The International Monetary Fund (IMF) has revealed that the Federal Government failed to capture public expenditure worth an estimated ₦8.83 trillion—equivalent to about 2% of Nigeria’s Gross Domestic Product (GDP)—in recent national budgets, resulting in an understatement of the country’s actual fiscal deficit and borrowing needs.
The disclosure was made on Wednesday by the IMF’s Resident Representative in Nigeria, Christian Ebeke, during a meeting with business executives in Lagos.
According to the IMF, the omission has created a mismatch between Nigeria’s reported fiscal deficit and its true financing requirements, as significant government spending, particularly on capital projects, was executed outside the official budget framework.
Based on Vanguard’s findings, Nigeria’s nominal GDP for 2025 stands at ₦441.5 trillion, with government expenditure accounting for approximately 11.73% of GDP. However, an additional ₦8.83 trillion in public spending was not reflected in official budget documents, distorting the country’s fiscal position.
“So far, we think that there are about two per cent of GDP of expenditure that were not reported that should be reported and should be recorded, so that this statistical discrepancy will disappear,” Ebeke said.
He explained that the unreported expenditure was largely linked to major government projects carried out outside the approved budget, making it more difficult to accurately assess the scale of public investment and the government’s financing obligations.

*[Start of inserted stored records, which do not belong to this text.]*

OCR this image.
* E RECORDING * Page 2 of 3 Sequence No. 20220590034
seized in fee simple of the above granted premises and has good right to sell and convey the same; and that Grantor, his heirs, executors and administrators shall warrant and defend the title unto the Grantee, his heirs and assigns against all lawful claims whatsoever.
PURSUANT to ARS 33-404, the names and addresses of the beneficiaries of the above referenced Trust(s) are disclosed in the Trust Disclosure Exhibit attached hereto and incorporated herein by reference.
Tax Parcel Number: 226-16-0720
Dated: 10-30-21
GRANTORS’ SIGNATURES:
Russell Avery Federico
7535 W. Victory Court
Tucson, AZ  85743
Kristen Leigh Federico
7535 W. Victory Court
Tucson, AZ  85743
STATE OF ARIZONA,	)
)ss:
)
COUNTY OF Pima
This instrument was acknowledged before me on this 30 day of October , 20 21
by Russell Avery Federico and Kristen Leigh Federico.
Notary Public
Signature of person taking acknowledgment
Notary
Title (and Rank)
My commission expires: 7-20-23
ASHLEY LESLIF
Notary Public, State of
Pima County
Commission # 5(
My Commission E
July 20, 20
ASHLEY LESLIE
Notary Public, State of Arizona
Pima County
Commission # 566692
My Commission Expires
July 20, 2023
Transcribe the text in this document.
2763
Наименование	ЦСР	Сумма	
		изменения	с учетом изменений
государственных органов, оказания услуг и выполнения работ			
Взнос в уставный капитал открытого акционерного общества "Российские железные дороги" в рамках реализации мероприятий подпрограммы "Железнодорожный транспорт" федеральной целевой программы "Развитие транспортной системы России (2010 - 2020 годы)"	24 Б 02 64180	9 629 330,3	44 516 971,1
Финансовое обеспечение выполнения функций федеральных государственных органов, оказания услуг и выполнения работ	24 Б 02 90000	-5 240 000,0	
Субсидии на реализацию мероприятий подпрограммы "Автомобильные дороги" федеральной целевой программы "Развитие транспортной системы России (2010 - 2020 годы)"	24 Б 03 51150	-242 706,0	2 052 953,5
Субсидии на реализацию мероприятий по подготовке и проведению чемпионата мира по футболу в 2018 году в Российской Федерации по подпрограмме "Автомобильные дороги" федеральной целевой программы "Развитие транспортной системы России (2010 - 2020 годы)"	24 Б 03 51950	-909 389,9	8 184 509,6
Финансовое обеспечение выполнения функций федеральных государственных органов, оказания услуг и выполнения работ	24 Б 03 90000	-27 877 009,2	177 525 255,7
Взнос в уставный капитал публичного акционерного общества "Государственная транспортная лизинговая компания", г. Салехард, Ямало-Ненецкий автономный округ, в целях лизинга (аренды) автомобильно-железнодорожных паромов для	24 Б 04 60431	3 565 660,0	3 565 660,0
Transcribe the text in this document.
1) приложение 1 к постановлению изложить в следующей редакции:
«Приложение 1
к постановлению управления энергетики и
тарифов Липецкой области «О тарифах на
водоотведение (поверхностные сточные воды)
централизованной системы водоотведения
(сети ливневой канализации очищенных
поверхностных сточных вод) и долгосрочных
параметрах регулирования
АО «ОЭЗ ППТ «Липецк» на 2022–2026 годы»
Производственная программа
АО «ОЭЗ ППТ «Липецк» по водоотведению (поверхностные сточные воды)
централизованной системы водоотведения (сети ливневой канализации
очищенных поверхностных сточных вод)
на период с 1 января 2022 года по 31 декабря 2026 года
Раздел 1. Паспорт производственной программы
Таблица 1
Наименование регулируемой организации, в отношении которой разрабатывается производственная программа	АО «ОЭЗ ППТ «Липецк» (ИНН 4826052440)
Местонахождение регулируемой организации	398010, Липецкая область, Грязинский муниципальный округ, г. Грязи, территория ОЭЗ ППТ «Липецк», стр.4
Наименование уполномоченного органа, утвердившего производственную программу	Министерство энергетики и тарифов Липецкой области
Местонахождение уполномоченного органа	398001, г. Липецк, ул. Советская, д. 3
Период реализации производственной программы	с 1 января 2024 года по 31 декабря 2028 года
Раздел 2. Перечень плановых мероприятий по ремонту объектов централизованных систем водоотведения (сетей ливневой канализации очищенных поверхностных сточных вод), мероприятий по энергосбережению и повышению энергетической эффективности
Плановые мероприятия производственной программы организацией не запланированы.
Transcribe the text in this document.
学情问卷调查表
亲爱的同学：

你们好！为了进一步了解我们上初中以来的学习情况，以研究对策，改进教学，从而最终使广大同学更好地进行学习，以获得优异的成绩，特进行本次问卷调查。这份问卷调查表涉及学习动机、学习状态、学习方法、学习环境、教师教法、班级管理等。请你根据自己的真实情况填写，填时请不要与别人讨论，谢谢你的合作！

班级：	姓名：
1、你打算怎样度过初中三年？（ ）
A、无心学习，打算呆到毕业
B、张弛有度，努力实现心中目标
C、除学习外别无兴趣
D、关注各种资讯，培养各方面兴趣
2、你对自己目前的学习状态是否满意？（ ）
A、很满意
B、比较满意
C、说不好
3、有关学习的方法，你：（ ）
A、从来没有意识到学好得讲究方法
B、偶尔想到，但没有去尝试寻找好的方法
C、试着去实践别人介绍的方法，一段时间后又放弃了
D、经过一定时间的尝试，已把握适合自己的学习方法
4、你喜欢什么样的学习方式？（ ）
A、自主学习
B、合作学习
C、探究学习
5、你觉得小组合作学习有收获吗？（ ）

Ebeke warned that incomplete fiscal reporting complicates coordination between fiscal and monetary authorities, as policymakers may be making decisions without a full picture of the government’s financial commitments.
He noted that Nigerian authorities have begun addressing the issue by revising budget legislation to accommodate previously unrecorded expenditure. However, he stressed that updated budget implementation reports would be necessary to fully reflect the adjustments.
The IMF also called for greater fiscal transparency, warning that off-budget spending raises concerns over procurement processes, accountability, and public oversight.
The remarks come shortly after the IMF concluded its latest Article IV consultation on Nigeria, where it praised the Federal Government’s ongoing macroeconomic reforms for strengthening economic stability and improving investor confidence.
Despite the progress, the Fund cautioned that the reforms have yet to translate into broad-based improvements in living standards and remain exposed to external risks, including geopolitical tensions and the ongoing conflict in the Middle East.